Fig. 6. Xenopus TCF3 binds to the distal Tcf-motif in the myf-5 gene in vitro. The DNA fragment from position −4739 to −4761 of the Xmyf-5 genomic DNA clone was radiolabeled and then incubated with nuclear extracts from midgastrula (stage 12.5) embryos. (A) A DNA–protein complex (C) was resolved by gel electrophoresis, which is marked by an arrow. The formation of this complex was inhibited by pre-incubation with unlabelled competitor DNA of wild type sequence (WT), but not by pre-incubation with point-mutated TCF-binding site (Mutant). The numbers above the gel indicate molar excess of unlabelled competitor DNA over labeled DNA probe. (B) Nuclear extracts from myc-tag Xtcf3-injected embryos form a DNA–protein complex (C) with the same mobility rate as nuclear extracts from un-injected embryos (Non-injected). Pre-incubation of the Xtcf3-injected extracts with Anti-myc-tag antibody, but not with unrelated IgG, produces a supershift complex (C*). No supershift complex was formed in extracts from un-injected embryos, irrespective of the antibody added.

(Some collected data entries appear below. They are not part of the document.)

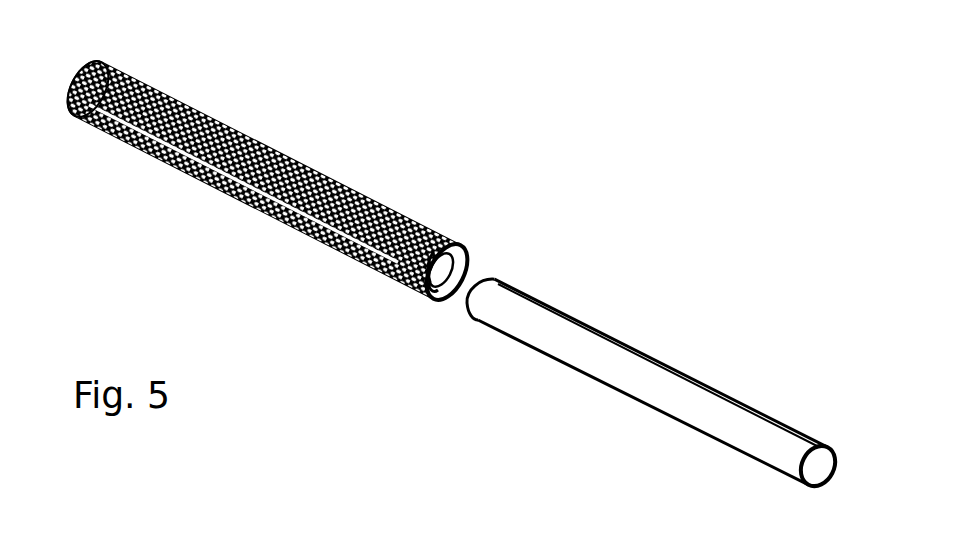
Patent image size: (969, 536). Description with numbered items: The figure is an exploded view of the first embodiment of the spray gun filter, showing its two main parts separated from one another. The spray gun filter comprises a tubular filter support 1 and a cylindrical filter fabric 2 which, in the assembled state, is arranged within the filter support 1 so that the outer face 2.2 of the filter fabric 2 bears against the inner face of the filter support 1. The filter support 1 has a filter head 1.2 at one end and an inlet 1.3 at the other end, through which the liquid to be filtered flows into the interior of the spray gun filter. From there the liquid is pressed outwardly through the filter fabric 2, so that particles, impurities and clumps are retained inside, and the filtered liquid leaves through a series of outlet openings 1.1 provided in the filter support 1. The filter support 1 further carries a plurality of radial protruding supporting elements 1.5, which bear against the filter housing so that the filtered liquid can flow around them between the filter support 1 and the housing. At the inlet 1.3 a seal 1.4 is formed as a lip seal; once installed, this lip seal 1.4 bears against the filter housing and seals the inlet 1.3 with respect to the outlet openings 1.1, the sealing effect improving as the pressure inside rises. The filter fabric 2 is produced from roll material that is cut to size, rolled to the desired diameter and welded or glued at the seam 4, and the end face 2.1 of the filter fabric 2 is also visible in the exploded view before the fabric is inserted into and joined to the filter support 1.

The filter support 1 is at (282, 189).
The outlet openings 1.1 is at (268, 180).
The filter head 1.2 is at (87, 68).
The inlet 1.3 is at (462, 257).
The lip seal 1.4 is at (418, 307).
The radial protruding supporting elements 1.5 is at (243, 184).
The filter fabric 2 is at (656, 394).
The rod end face 2.1 is at (820, 463).
The outer face of the filter fabric 2.2 is at (643, 418).
The seam 4 is at (660, 360).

Fig. 7. Positive Wnt input into Xmyf-5 expression. One hundred picograms of Frzb mRNA or 50 pg Lef1-EnR mRNA were microinjected laterally into one blastomere of 2-cell stage embryos. Embryos were processed for whole mount in situ hybridization at stage 12 with antisense myf-5 (A–C) or at stage 11.5 for GFP (D) probes. All embryos are shown in vegetal views with the dorsal/anterior side pointing up. Uninjected control embryo shows the normal Xmyf-5 expression pattern (A). Xmyf-5 activity in the dorsal–lateral mesoderm was reduced where Frzb (B) or Lef1-EnR was injected (C). In δTcfGFP transgenic embryos, GFP expression was locally abolished at the site of Frzb-injection (D). The asterisk demarcates weak blue staining for nuclear galactosidase, whose RNA was co-injected as lineage tracer.